Barton Hosts Author Wiley Cash for Joyce T. Boone Southern Authors Series on Sept. 9

Wiley CashWILSON, N.C. – Barton College will welcome Wiley Cash as the featured author for this year’s Joyce T. Boone Southern Authors Series Lecture. The event will be held Tuesday, Sept. 9 at 7:30 p.m. in Hardy Alumni Hall on the campus of Barton College. The lecture is open to the public at no charge, and the community is invited to attend.

A North Carolina native, Cash is the author of two novels, “A Land More Kind Than Home” (2012) and “This Dark Road to Mercy” (2014). He received a Bachelor of Arts degree in Literature and Creative Writing from the University of North Carolina-Asheville in 2000, and a Master of Arts degree in English from the University of North Carolina-Greensboro in 2001. In 2003, he moved to Lafayette, La., where he received a Ph.D. in English and studied fiction writing under Ernest J. Gaines.

Homesick for the mountains of North Carolina while living in the Deep South, Cash turned a Milwaukee storefront church tragedy into his first novel, in which a similar tragedy unfolds in a small mountain town north of Asheville. The New York Times named “A Land More Kind Than Home” an Editor’s Choice and a Notable Book of 2012, and the novel appeared on The New York Times bestsellers list as well as Library Journal and Kirkus Reviews Best of 2012 lists. The novel won the Southern Independent Bookseller Alliances’ (SIBA) fiction prize, the debut novel prize from the United Kingdom’s Crime Writers’ Association, the Maine Readers’ Choice Award, the Appalachian Writers’ Association’s Book of the Year, the Crooks Corner Book Prize, and the Western North Carolina Historical Society’s Thomas Wolfe Prize. In addition, it was a finalist for the PEN/Robert W. Bingham Prize and the American Booksellers’ Association’s Debut Fiction Prize.

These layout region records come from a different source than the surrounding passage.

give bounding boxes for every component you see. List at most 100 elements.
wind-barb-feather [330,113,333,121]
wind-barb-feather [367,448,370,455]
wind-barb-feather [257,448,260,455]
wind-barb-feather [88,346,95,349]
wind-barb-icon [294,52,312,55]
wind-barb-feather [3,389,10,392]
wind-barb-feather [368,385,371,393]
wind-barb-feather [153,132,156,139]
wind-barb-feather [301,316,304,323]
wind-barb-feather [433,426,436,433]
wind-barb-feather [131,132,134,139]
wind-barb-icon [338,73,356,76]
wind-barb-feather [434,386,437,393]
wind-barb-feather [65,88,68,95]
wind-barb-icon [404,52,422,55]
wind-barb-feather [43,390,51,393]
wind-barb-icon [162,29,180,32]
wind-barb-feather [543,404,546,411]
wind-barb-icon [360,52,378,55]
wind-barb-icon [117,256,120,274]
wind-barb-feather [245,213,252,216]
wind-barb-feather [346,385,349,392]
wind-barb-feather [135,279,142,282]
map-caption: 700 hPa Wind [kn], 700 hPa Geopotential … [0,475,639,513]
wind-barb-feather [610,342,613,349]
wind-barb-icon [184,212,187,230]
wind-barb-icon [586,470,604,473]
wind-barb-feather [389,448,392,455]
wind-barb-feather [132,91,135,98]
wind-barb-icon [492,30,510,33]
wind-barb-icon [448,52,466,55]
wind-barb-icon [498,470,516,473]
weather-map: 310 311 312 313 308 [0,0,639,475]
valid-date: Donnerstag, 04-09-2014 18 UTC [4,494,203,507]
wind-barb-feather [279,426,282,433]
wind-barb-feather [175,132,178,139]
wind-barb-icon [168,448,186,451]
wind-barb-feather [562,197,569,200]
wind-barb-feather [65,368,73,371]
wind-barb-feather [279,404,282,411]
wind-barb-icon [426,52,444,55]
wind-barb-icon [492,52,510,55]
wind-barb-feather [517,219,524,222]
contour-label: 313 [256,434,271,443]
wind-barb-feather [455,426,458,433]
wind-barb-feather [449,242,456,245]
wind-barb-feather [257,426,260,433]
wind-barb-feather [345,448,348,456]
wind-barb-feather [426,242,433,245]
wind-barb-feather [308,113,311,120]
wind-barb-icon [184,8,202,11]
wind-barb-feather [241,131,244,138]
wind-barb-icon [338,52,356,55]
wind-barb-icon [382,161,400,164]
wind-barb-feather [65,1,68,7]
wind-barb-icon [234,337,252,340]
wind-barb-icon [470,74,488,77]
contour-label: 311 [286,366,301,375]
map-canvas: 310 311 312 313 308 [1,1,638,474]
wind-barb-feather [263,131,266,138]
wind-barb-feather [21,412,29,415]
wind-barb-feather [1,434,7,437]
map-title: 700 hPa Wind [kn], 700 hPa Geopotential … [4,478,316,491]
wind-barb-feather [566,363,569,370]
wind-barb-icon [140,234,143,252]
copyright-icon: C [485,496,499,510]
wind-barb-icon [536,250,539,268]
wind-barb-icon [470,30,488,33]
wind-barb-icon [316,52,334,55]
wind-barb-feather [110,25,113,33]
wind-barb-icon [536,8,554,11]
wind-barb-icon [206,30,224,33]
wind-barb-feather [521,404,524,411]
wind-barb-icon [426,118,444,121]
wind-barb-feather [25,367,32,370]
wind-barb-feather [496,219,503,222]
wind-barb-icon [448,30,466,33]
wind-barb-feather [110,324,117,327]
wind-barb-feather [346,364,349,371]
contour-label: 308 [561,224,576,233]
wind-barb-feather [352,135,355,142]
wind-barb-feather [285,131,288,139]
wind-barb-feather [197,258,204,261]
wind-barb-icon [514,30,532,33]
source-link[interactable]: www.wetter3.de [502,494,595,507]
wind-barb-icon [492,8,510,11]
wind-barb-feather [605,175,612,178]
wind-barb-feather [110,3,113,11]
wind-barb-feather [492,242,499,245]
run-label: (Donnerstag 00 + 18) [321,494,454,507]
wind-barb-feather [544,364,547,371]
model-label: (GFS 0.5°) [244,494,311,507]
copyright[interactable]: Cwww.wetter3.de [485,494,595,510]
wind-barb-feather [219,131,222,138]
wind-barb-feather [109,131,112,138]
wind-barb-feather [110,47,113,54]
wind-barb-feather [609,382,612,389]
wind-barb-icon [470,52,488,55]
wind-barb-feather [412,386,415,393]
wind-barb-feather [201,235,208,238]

Cash wrote his second novel, also set in North Carolina, while living in West Virginia, where he taught American Literature and Creative Writing at a small liberal arts college before joining the faculty in the low-residency MFA Program at Southern New Hampshire University. “This Dark Road to Mercy” became a national bestseller and was named an Indie Next Pick, a SIBA Okra Pick, an O Magazine Top Ten Title, a LibraryReads selection, and an Amazon Book of the Month. It has been optioned for film and will be available in paperback in October 2014. Cash and his wife now call Wilmington home.

The Joyce T. Boone Endowed Lectureship for Southern Authors was established in memory of the late Joyce Thornton Boone by her husband, Doug Boone. This endowed lectureship supports special programs featuring visiting Southern writers.

Boone graduated from Atlantic Christian College with degrees in business administration (1978) and nursing (1988). An enthusiastic advocate for students and alumni of Barton College, Boone believed in the mission of the small, private, liberal arts college. She served on both the Barton College Board of Trustees and the Barton Alumni Council. Boone was president-elect of the Barton College Alumni Council when she passed away in October 2004.